A sua consciência pesava por sua vez estes dois homens assim colocados diante dela — o Bispo e Jean Valjean. Nada menos do que o primeiro era necessário para amolecer o segundo. Por um daqueles efeitos singulares, que são peculiares a este tipo de êxtases, à medida que o seu devaneio continuava, à medida que o Bispo crescia e resplandecia aos seus olhos, assim Jean Valjean diminuía e desaparecia. Após um certo tempo já não era mais nada do que uma sombra. De repente desapareceu. O Bispo permaneceu sozinho; encheu toda a alma daquele miserável homem com uma magnificente radiação.
Jean Valjean chorou durante muito tempo. Chorou lágrimas ardentes, soluçou com mais fraqueza do que uma mulher, com mais medo do que uma criança.
Enquanto chorava, a luz do dia penetrava cada vez mais claramente na sua alma; uma luz extraordinária; uma luz ao mesmo tempo arrebatadora e terrível. A sua vida passada, a sua primeira falta, a sua longa expiação, a sua brutalidade exterior, a sua dureza interior, a sua saída para a liberdade, regozijando-se em múltiplos planos de vingança, o que lhe tinha acontecido na casa do Bispo, a última coisa que tinha feito, aquele roubo de quarenta soldos a uma criança, um crime ainda mais cobarde e mais monstruoso por ter vindo após o perdão do Bispo — tudo isto voltava à sua mente e aparecia-lhe claramente, mas com uma clareza que nunca tinha testemunhado até então. Examinou a sua vida, e pareceu-lhe horrível; a sua alma, e pareceu-lhe assustadora.
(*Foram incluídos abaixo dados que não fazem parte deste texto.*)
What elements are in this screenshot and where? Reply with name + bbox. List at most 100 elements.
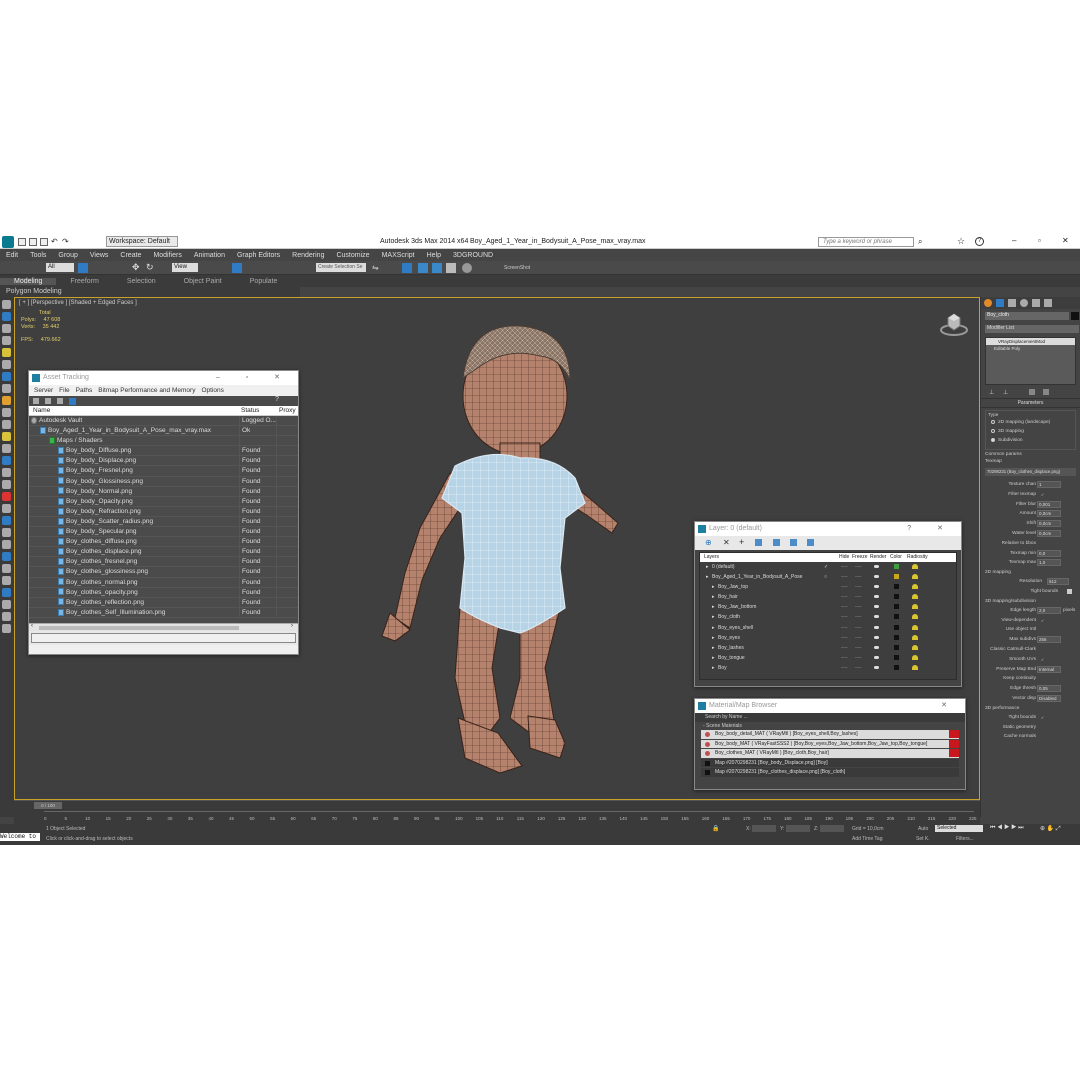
layer-color-swatch[interactable] bbox=[894, 564, 899, 569]
texmap-button[interactable]: 70298231 (Boy_clothes_displace.png) bbox=[985, 468, 1076, 476]
ribbon-tab-object-paint[interactable]: Object Paint bbox=[170, 278, 236, 285]
param-checkbox[interactable] bbox=[1041, 647, 1046, 652]
grid-view-icon[interactable] bbox=[69, 398, 76, 405]
horizontal-scrollbar[interactable]: ‹ › bbox=[29, 623, 298, 631]
layer-row[interactable]: ▸ Boy_cloth ---- ---- bbox=[700, 612, 956, 622]
menu-create[interactable]: Create bbox=[114, 252, 147, 259]
tool-20-icon[interactable] bbox=[2, 528, 11, 537]
current-layer-indicator[interactable]: ○ bbox=[824, 572, 827, 582]
asset-row[interactable]: Boy_clothes_Self_Illumination.png Found bbox=[29, 607, 298, 618]
radio-icon[interactable] bbox=[991, 429, 995, 433]
hide-toggle[interactable]: ---- bbox=[841, 653, 848, 663]
layer-color-swatch[interactable] bbox=[894, 644, 899, 650]
tool-15-icon[interactable] bbox=[2, 468, 11, 477]
layer-row[interactable]: ▸ Boy_Aged_1_Year_in_Bodysuit_A_Pose ○ ----… bbox=[700, 572, 956, 582]
material-search-input[interactable]: Search by Name ... bbox=[695, 713, 965, 722]
hide-toggle[interactable]: ---- bbox=[841, 612, 848, 622]
render-teapot-icon[interactable] bbox=[874, 645, 879, 649]
parameters-rollout[interactable]: Parameters bbox=[981, 399, 1080, 408]
param-field[interactable]: 2,0 bbox=[1037, 606, 1061, 614]
layer-titlebar[interactable]: Layer: 0 (default) ? ✕ bbox=[695, 522, 961, 536]
param-field[interactable]: Internal bbox=[1037, 665, 1061, 673]
freeze-toggle[interactable]: ---- bbox=[855, 612, 862, 622]
freeze-toggle[interactable]: ---- bbox=[855, 653, 862, 663]
named-selection-dropdown[interactable]: Create Selection Se bbox=[316, 263, 366, 272]
layer-row[interactable]: ▸ Boy_Jaw_bottom ---- ---- bbox=[700, 602, 956, 612]
layer-expand-icon[interactable]: ▸ bbox=[706, 572, 709, 582]
layer-expand-icon[interactable]: ▸ bbox=[712, 633, 715, 643]
radiosity-icon[interactable] bbox=[912, 624, 918, 630]
layer-color-swatch[interactable] bbox=[894, 664, 899, 670]
render-teapot-icon[interactable] bbox=[874, 615, 879, 619]
tool-1-icon[interactable] bbox=[2, 300, 11, 309]
window-controls[interactable]: – ▫ ✕ bbox=[216, 371, 292, 385]
asset-row[interactable]: Maps / Shaders bbox=[29, 436, 298, 447]
mirror-icon[interactable]: ⇋ bbox=[372, 263, 379, 272]
viewport-nav-controls[interactable]: ⊕ ✋ ⤢ bbox=[1040, 825, 1061, 833]
material-browser-titlebar[interactable]: Material/Map Browser ✕ bbox=[695, 699, 965, 713]
tool-23-icon[interactable] bbox=[2, 564, 11, 573]
col-name[interactable]: Name bbox=[33, 407, 50, 414]
modifier-list-dropdown[interactable]: Modifier List bbox=[985, 325, 1079, 333]
type-radio[interactable]: 2D mapping (landscape) bbox=[988, 418, 1073, 427]
ribbon-tab-populate[interactable]: Populate bbox=[236, 278, 292, 285]
tool-9-icon[interactable] bbox=[2, 396, 11, 405]
asset-tracking-titlebar[interactable]: Asset Tracking – ▫ ✕ bbox=[29, 371, 298, 385]
asset-menu-file[interactable]: File bbox=[56, 387, 72, 394]
layer-color-swatch[interactable] bbox=[894, 604, 899, 610]
hide-toggle[interactable]: ---- bbox=[841, 572, 848, 582]
map-item[interactable]: Map #2070298231 [Boy_body_Displace.png] … bbox=[701, 758, 959, 767]
layer-col-layers[interactable]: Layers bbox=[704, 554, 719, 560]
tool-18-icon[interactable] bbox=[2, 504, 11, 513]
render-teapot-icon[interactable] bbox=[874, 585, 879, 589]
scroll-left-icon[interactable]: ‹ bbox=[31, 623, 33, 629]
menu-animation[interactable]: Animation bbox=[188, 252, 231, 259]
layer-row[interactable]: ▸ Boy ---- ---- bbox=[700, 663, 956, 673]
asset-row[interactable]: Boy_clothes_opacity.png Found bbox=[29, 587, 298, 598]
col-status[interactable]: Status bbox=[241, 407, 259, 414]
menu-edit[interactable]: Edit bbox=[0, 252, 24, 259]
tool-10-icon[interactable] bbox=[2, 408, 11, 417]
select-layer-icon[interactable] bbox=[755, 539, 762, 546]
ribbon-tab-selection[interactable]: Selection bbox=[113, 278, 170, 285]
render-teapot-icon[interactable] bbox=[874, 625, 879, 629]
param-checkbox[interactable] bbox=[1041, 676, 1046, 681]
set-key-label[interactable]: Set K. bbox=[916, 836, 930, 842]
radiosity-icon[interactable] bbox=[912, 664, 918, 670]
asset-menu-paths[interactable]: Paths bbox=[73, 387, 96, 394]
track-bar[interactable]: 0 5 10 15 20 25 30 35 40 45 50 55 60 65 70 75 80 85 90 95 10… bbox=[44, 811, 977, 823]
hide-all-icon[interactable] bbox=[790, 539, 797, 546]
radiosity-icon[interactable] bbox=[912, 634, 918, 640]
radiosity-icon[interactable] bbox=[912, 604, 918, 610]
new-layer-icon[interactable]: ⊕ bbox=[705, 538, 712, 547]
minimize-button[interactable]: – bbox=[1012, 236, 1016, 245]
freeze-toggle[interactable]: ---- bbox=[855, 572, 862, 582]
add-to-layer-icon[interactable]: + bbox=[739, 537, 744, 547]
hide-toggle[interactable]: ---- bbox=[841, 633, 848, 643]
maxscript-listener[interactable]: Welcome to bbox=[0, 833, 40, 841]
pin-stack-icon[interactable]: ⊥ bbox=[989, 389, 994, 396]
layer-expand-icon[interactable]: ▸ bbox=[706, 562, 709, 572]
asset-row[interactable]: Boy_clothes_normal.png Found bbox=[29, 577, 298, 588]
param-checkbox[interactable] bbox=[1041, 541, 1046, 546]
hide-toggle[interactable]: ---- bbox=[841, 562, 848, 572]
hierarchy-tab-icon[interactable] bbox=[1008, 299, 1016, 307]
asset-row[interactable]: Boy_body_Specular.png Found bbox=[29, 527, 298, 538]
timeline[interactable]: 0 / 100 0 5 10 15 20 25 30 35 40 45 50 55 60 65 70 75 80… bbox=[14, 800, 980, 824]
boy-3d-model[interactable] bbox=[360, 318, 620, 778]
scroll-right-icon[interactable]: › bbox=[291, 623, 293, 629]
radiosity-icon[interactable] bbox=[912, 644, 918, 650]
z-field[interactable] bbox=[820, 825, 844, 832]
param-field[interactable]: 1,0 bbox=[1037, 559, 1061, 567]
menu-rendering[interactable]: Rendering bbox=[286, 252, 330, 259]
material-item[interactable]: Boy_body_detail_MAT ( VRayMtl ) [Boy_eye… bbox=[701, 730, 959, 739]
param-field[interactable]: 0,0cm bbox=[1037, 520, 1061, 528]
asset-row[interactable]: Boy_clothes_displace.png Found bbox=[29, 547, 298, 558]
vault-icon[interactable] bbox=[33, 398, 39, 404]
layer-expand-icon[interactable]: ▸ bbox=[712, 643, 715, 653]
tool-26-icon[interactable] bbox=[2, 600, 11, 609]
layer-color-swatch[interactable] bbox=[894, 654, 899, 660]
tool-5-icon[interactable] bbox=[2, 348, 11, 357]
radio-icon[interactable] bbox=[991, 438, 995, 442]
menu-3dground[interactable]: 3DGROUND bbox=[447, 252, 499, 259]
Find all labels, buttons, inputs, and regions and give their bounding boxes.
Entretanto, uma luz suave repousava sobre esta vida e esta alma. Parecia-lhe que contemplava Satanás à luz do Paraíso.
Quantas horas chorou assim? O que fez depois de ter chorado? Para onde foi? Ninguém jamais soube. A única coisa que parece estar autenticada é que naquela mesma noite o condutor que servia Grenoble naquela época, e que chegou a D—— por volta das três horas da manhã, viu, ao atravessar a rua em que se situava a residência do Bispo, um homem em atitude de oração, ajoelhado no pavimento na sombra, em frente da porta de Monseigneur Bem-vindo.